Assim, mostra-se razoável uma cuidadosa avaliação do
Judiciário sobre o caso concreto para suspensão ou não da liminar prevista na
lei do Inquilinato, em sendo, eventualmente, derrubado o veto ao artigo 9º do
projeto de lei 1.179/20.
Nesse sentido, deve ser verificado se a inadimplência teve
mesmo origem na pandemia, bem como as condições do contrato, a capacidade
financeira das partes, a prova de queda de faturamento/rendimento pelo
locatário, dentre outros elementos.
Vale dizer, portanto, que a norma transitória em questão
poderia ter sido proposta concedendo a “possibilidade” de suspensão da liminar
nas ações de despejos neste período e não uma imposição genérica para toda e
qualquer relação locatícia.
Aliás, mesmo sem a existência de uma norma legal vigente,
podem ser encontradas inúmeras sentenças e julgados nos Tribunais Pátrios que,
diante da análise das particularidades do caso e da ponderação dos interesses,
estão suspendendo as liminares nas ações de despejo com a utilização de
preceitos constitucionais, como direito à saúde e integridade da parte e de
seus familiares, da supremacia do interesse público e da dignidade da pessoa
humana, além de preceitos civis como o da ocorrência de caso fortuito e força
maior, da aplicação da teoria da imprevisão, dentre outros.
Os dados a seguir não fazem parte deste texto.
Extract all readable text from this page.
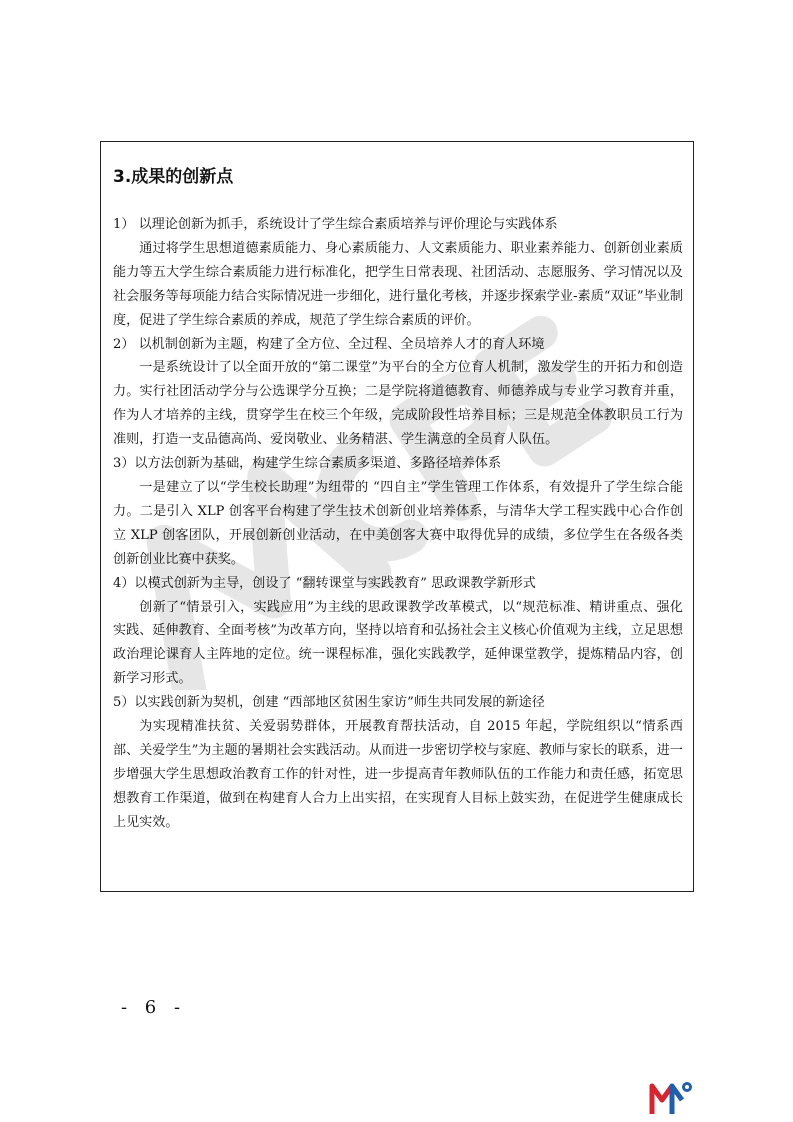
3.成果的创新点

1） 以理论创新为抓手，系统设计了学生综合素质培养与评价理论与实践体系

通过将学生思想道德素质能力、身心素质能力、人文素质能力、职业素养能力、创新创业素质能力等五大学生综合素质能力进行标准化，把学生日常表现、社团活动、志愿服务、学习情况以及社会服务等每项能力结合实际情况进一步细化，进行量化考核，并逐步探索学业-素质“双证”毕业制度，促进了学生综合素质的养成，规范了学生综合素质的评价。

2） 以机制创新为主题，构建了全方位、全过程、全员培养人才的育人环境

一是系统设计了以全面开放的“第二课堂”为平台的全方位育人机制，激发学生的开拓力和创造力。实行社团活动学分与公选课学分互换；二是学院将道德教育、师德养成与专业学习教育并重，作为人才培养的主线，贯穿学生在校三个年级，完成阶段性培养目标；三是规范全体教职员工行为准则，打造一支品德高尚、爱岗敬业、业务精湛、学生满意的全员育人队伍。

3）以方法创新为基础，构建学生综合素质多渠道、多路径培养体系

一是建立了以“学生校长助理”为纽带的 “四自主”学生管理工作体系，有效提升了学生综合能力。二是引入 XLP 创客平台构建了学生技术创新创业培养体系，与清华大学工程实践中心合作创立 XLP 创客团队，开展创新创业活动，在中美创客大赛中取得优异的成绩，多位学生在各级各类创新创业比赛中获奖。

4）以模式创新为主导，创设了 “翻转课堂与实践教育” 思政课教学新形式

创新了“情景引入，实践应用”为主线的思政课教学改革模式，以“规范标准、精讲重点、强化实践、延伸教育、全面考核”为改革方向，坚持以培育和弘扬社会主义核心价值观为主线，立足思想政治理论课育人主阵地的定位。统一课程标准，强化实践教学，延伸课堂教学，提炼精品内容，创新学习形式。

5）以实践创新为契机，创建 “西部地区贫困生家访”师生共同发展的新途径

为实现精准扶贫、关爱弱势群体，开展教育帮扶活动，自 2015 年起，学院组织以“情系西部、关爱学生”为主题的暑期社会实践活动。从而进一步密切学校与家庭、教师与家长的联系，进一步增强大学生思想政治教育工作的针对性，进一步提高青年教师队伍的工作能力和责任感，拓宽思想教育工作渠道，做到在构建育人合力上出实招，在实现育人目标上鼓实劲，在促进学生健康成长上见实效。

- 6 -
Alguns julgados estão utilizando também o próprio projeto de
lei como alicerce para a suspensão das liminares, alinhado ao fundamento de que
o procedimento especial prescrito pela lei 8.245/91 não valida, por si, o risco
de perecimento do Direito e a urgência, o que não estaria autorizado no quadro
de exceção caracterizado pela calamidade pública enfrentada no país.
Enfim, o que se percebe é que o legislador, afoito em
proteger o Locatário, supostamente parte hipossuficiente na relação, acabou por
criar uma regra engessada, capaz de ferir preceitos constitucionais e
infraconstitucionais, gerando a possibilidade de causar danos ao locador,
iguais ou superiores ao locatário protegido. Por isso o ideal é análise caso a
caso para que nenhuma das partes seja injustamente prejudicada.